Hungary threatens to block Ukraine from EU after controversial language law
The Hungarian government has announced measures against efforts by the European Union aimed at bringing the EU closer to Ukraine.
Published: September 28, 2017, 8:48 am
Hungary has pledged to block Ukraine’s integration after Kiev enacted a controversial education law to restrict the use of minority languages in schools.
The new law makes it illegal for education to be delivered in any other language but Ukrainian, despite sizeable European minorities present in the county.
With the signing by of the language law, the Hungarian Ministry of Foreign Affairs called the law “shameful,” and dismissed president Poroshenko’s declarations of closer cooperation with Europe outright. “They are far from Europe, because a huge step was taken in the opposite direction,” Foreign Minister Péter Szijjártó said.
“We can guarantee that this will hurt the future of Ukraine,” he added. His comments come two months ahead of the Eastern Partnership summit in Brussels. Moreover, the statement of the Hungarian Ministry of Foreign Affairs indicated that Ukraine “could forget about integration into Europe.” and also that “Hungary will block any initiatives beneficial to Ukraine in international organisations, especially in the EU”.
Ethnic communities in Ukraine, including Poles, Romanians, and Hungarians are sceptical about Poroshenko’s hollow-sounding assurances about the law. Instead of assuaging the fears the fears minorities, the law has incensed officials in other countries neighbouring Ukraine.
Romanian President Klaus Iohannis has canceled a planned visit to Kiev, warning that the legislation “drastically limits” minority groups’ access to their respective native languages.
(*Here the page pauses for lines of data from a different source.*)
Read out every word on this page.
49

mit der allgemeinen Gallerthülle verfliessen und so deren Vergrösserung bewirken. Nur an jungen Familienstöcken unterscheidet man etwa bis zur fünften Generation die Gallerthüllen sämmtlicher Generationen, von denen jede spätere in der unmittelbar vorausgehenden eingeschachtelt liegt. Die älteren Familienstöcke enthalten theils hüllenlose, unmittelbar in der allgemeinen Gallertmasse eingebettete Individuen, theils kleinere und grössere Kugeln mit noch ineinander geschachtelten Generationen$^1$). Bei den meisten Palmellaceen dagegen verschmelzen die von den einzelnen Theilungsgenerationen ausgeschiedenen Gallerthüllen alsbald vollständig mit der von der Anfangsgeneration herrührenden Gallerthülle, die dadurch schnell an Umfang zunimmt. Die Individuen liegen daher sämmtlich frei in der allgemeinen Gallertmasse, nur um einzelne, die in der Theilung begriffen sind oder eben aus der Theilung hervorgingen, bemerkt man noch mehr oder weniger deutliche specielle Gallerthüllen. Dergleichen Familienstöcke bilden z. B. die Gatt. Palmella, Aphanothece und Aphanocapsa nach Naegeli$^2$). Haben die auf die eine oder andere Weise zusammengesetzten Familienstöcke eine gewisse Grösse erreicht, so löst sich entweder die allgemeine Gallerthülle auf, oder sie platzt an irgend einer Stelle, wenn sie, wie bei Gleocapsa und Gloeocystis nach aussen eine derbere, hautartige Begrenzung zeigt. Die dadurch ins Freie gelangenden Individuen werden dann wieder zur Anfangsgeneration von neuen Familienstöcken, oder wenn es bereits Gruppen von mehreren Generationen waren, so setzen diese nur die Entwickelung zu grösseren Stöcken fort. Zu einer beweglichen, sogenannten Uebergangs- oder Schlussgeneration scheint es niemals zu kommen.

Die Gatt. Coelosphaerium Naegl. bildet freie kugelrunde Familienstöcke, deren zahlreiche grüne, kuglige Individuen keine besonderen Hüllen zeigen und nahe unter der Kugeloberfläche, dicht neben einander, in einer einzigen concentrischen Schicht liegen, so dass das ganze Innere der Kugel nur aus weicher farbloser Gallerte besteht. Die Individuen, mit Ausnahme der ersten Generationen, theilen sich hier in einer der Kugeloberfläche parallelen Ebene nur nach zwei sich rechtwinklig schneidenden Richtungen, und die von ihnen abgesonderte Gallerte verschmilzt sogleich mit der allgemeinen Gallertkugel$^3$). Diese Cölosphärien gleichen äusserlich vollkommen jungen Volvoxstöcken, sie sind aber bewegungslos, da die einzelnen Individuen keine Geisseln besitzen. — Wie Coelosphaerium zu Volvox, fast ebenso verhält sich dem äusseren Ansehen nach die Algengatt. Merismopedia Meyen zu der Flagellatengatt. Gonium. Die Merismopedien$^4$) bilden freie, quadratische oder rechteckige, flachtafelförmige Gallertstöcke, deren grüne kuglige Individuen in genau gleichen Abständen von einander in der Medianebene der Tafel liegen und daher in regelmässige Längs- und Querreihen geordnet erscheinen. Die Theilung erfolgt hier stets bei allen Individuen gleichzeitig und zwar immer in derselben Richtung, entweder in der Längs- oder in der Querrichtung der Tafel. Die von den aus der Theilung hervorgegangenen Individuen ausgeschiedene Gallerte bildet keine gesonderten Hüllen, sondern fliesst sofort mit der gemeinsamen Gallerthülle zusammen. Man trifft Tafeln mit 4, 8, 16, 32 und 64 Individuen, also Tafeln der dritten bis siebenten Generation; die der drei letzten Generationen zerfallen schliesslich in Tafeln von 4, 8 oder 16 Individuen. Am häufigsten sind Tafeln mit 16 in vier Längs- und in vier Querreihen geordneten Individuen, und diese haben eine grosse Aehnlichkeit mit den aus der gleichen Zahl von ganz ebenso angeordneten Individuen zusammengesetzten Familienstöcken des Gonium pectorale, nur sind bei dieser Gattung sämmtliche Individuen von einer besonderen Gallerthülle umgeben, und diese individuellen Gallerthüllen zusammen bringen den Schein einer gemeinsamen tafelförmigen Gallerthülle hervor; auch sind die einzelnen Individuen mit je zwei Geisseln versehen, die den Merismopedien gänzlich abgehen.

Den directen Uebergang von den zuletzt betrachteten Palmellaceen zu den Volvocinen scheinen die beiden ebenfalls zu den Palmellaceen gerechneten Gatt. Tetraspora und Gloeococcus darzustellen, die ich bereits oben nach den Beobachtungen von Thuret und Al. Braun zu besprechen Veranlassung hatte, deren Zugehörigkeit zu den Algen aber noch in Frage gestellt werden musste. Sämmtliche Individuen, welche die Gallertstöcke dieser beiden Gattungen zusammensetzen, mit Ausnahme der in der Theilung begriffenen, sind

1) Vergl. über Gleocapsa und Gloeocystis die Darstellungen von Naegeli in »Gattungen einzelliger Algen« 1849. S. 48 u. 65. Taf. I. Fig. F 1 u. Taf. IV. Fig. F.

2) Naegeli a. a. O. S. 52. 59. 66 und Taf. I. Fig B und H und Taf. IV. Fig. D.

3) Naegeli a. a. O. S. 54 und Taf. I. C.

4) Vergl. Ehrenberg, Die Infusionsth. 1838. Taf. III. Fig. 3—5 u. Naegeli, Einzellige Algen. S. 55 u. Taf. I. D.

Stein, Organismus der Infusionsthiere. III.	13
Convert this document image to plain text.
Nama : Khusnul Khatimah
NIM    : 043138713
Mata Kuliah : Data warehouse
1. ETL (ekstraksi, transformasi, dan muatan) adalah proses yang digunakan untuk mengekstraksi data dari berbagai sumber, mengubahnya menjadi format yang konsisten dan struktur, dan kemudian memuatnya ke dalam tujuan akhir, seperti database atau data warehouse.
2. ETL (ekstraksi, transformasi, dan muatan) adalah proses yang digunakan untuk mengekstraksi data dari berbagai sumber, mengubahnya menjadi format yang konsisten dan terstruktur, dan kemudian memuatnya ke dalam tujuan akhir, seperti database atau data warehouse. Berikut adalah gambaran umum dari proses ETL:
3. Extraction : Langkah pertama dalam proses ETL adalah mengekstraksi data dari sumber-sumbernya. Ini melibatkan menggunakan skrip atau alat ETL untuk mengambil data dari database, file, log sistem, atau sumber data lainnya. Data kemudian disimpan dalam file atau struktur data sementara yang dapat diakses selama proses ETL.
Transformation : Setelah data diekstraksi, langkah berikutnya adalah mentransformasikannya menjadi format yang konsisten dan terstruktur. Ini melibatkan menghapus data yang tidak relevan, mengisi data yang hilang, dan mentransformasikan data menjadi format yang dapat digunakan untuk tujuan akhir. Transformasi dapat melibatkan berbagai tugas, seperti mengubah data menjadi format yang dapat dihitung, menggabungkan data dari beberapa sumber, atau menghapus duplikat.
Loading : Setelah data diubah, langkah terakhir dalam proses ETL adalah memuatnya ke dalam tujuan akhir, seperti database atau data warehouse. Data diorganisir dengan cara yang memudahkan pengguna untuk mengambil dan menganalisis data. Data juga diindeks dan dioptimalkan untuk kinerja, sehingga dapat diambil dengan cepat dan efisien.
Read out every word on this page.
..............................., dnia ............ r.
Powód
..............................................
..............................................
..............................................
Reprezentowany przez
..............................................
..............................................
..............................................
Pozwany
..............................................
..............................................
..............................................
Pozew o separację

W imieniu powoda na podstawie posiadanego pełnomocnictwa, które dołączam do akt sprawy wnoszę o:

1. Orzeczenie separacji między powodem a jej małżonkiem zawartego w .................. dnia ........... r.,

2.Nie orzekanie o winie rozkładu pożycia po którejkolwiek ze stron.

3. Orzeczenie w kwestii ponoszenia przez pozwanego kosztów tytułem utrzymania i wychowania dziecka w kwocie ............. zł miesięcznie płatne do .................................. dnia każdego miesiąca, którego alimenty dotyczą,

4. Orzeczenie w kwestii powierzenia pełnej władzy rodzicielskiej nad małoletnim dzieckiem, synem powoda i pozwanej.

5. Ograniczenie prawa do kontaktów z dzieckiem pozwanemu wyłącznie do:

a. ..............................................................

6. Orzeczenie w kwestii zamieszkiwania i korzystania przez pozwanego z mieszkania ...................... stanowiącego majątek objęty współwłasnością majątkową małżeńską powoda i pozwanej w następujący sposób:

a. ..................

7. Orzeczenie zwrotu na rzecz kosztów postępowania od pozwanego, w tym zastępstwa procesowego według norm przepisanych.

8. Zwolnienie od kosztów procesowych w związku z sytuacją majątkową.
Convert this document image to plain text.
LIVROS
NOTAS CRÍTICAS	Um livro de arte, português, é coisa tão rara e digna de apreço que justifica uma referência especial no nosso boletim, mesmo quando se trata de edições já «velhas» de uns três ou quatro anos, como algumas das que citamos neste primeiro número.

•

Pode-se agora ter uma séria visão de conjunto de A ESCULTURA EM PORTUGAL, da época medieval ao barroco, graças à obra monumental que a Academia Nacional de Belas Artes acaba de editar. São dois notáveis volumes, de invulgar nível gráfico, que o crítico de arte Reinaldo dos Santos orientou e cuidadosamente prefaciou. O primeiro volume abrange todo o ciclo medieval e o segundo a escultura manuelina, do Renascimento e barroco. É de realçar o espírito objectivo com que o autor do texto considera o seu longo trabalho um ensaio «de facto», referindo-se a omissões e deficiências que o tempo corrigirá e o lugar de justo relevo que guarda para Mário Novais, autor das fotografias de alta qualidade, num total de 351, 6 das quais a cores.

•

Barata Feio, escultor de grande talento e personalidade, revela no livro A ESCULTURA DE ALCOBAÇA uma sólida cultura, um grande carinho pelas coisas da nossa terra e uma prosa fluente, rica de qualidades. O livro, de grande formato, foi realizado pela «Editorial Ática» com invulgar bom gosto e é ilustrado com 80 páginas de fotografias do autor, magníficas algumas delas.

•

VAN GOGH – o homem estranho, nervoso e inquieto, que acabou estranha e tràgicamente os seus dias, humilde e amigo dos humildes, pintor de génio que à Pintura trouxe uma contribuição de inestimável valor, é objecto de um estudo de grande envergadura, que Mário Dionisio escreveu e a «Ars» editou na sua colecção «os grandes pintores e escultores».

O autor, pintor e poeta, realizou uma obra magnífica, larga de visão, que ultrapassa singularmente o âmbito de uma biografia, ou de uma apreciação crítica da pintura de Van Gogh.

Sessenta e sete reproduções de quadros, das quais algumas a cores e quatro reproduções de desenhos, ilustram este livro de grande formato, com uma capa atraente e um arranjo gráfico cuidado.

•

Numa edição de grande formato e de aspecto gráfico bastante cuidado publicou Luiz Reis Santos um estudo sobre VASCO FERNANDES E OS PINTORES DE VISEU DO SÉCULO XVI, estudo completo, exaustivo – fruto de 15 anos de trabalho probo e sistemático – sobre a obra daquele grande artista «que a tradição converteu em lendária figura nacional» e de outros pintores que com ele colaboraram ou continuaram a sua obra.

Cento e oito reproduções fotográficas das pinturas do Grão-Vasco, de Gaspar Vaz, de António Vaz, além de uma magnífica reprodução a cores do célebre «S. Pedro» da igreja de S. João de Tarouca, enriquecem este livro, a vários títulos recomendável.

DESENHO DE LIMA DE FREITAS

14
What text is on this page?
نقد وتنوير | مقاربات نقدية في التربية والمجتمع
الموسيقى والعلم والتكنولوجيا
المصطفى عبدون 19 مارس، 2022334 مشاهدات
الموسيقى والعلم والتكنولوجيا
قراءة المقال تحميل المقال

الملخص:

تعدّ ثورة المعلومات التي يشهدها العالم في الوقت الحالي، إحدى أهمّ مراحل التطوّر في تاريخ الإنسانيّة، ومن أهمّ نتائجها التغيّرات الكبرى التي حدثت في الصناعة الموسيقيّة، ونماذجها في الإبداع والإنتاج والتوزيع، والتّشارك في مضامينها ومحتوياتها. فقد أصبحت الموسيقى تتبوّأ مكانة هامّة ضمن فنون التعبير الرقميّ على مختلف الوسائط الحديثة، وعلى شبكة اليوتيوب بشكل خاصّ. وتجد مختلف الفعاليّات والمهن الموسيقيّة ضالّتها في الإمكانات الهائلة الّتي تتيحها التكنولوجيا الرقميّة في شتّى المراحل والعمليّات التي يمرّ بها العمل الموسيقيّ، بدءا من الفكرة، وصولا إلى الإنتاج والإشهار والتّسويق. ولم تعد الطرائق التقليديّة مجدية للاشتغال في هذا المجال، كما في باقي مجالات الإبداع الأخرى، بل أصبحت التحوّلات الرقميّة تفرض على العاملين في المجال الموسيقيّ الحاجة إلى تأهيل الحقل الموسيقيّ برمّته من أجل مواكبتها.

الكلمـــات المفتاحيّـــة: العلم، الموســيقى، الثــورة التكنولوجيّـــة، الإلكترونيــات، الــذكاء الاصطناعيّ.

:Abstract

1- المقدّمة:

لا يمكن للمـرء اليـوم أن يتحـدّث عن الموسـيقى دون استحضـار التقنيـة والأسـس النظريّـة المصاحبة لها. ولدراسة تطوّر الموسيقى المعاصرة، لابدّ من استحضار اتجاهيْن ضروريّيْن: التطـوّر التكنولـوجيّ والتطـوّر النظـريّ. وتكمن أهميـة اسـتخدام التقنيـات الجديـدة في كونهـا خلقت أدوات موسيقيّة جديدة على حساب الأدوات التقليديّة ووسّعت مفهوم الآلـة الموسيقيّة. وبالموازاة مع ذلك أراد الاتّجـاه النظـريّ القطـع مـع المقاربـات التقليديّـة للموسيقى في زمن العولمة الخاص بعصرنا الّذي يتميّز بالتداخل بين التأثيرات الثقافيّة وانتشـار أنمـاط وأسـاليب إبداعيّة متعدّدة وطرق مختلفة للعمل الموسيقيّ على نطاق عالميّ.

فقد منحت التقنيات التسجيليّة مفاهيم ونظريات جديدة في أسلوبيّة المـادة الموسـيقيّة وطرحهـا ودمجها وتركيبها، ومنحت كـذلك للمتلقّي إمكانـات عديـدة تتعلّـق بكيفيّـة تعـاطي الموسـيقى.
Russia too has noted the balatant discrimination aimed at Russian speakers in Ukraine month, saying that the legislation was designed to “forcefully establish a mono-ethnic language regime in a multinational state”.
According to president Poroshenko, the new law “raises the role of Ukrainian as a state language in the education process” and “ensures equal opportunities for all”, which would in fact would not be the case. Ukraine’s Foreign Minister Pavlo Klimkin responded to minority concerns by calling the issue a mere “misunderstanding”.
But a spokeswoman for the European Union called on Ukraine to make good on Kiev’s pledge to submit the new law to the Council of Europe to obtain an “expert opinion” on whether it would meet the EU’s stated language policy.
Maja Kocijancic said such language laws “need to be carefully balanced” so as to address “the need the protect minority and regional languages”. The Council of Europe’s opinion according to Kocijancic, “should be duly taken into account…in advance of implementation of the legislation”.
From next year, only kindergarteners would be allowed to learn the curriculum in their native tongues in Ukraine, and by 2020, it would actually become illegal under the newly signed law.
The new law’s language requirement overturns a 2012 law passed under then-President Viktor Yanukovych, that allowed for minorities to introduce their languages in regions where they represented more than 10 percent of the population.
One resident who doesn’t see much of a future for her four children in Ukraine, told RFE/RL’s Ukrainian Service in a recent interview that things were not improving in the country, “and I don’t think it’s going to get better, only worse”.
The ethnic Hungarian from Mali Heivtsi in the west of the country, said that learning her native tongue was the only way to secure the future of her children.
In June, the EU allowed visa-free travel for Ukrainian citizens to most EU countries in what Poroshenko called a “final exit of our country from the Russian Empire” and in September, an Association Agreement strengthening ties between Ukraine and the EU entered into force.
Yanukovych’s decision not to sign that agreement in 2013 has been presented as an excuse for his ouster.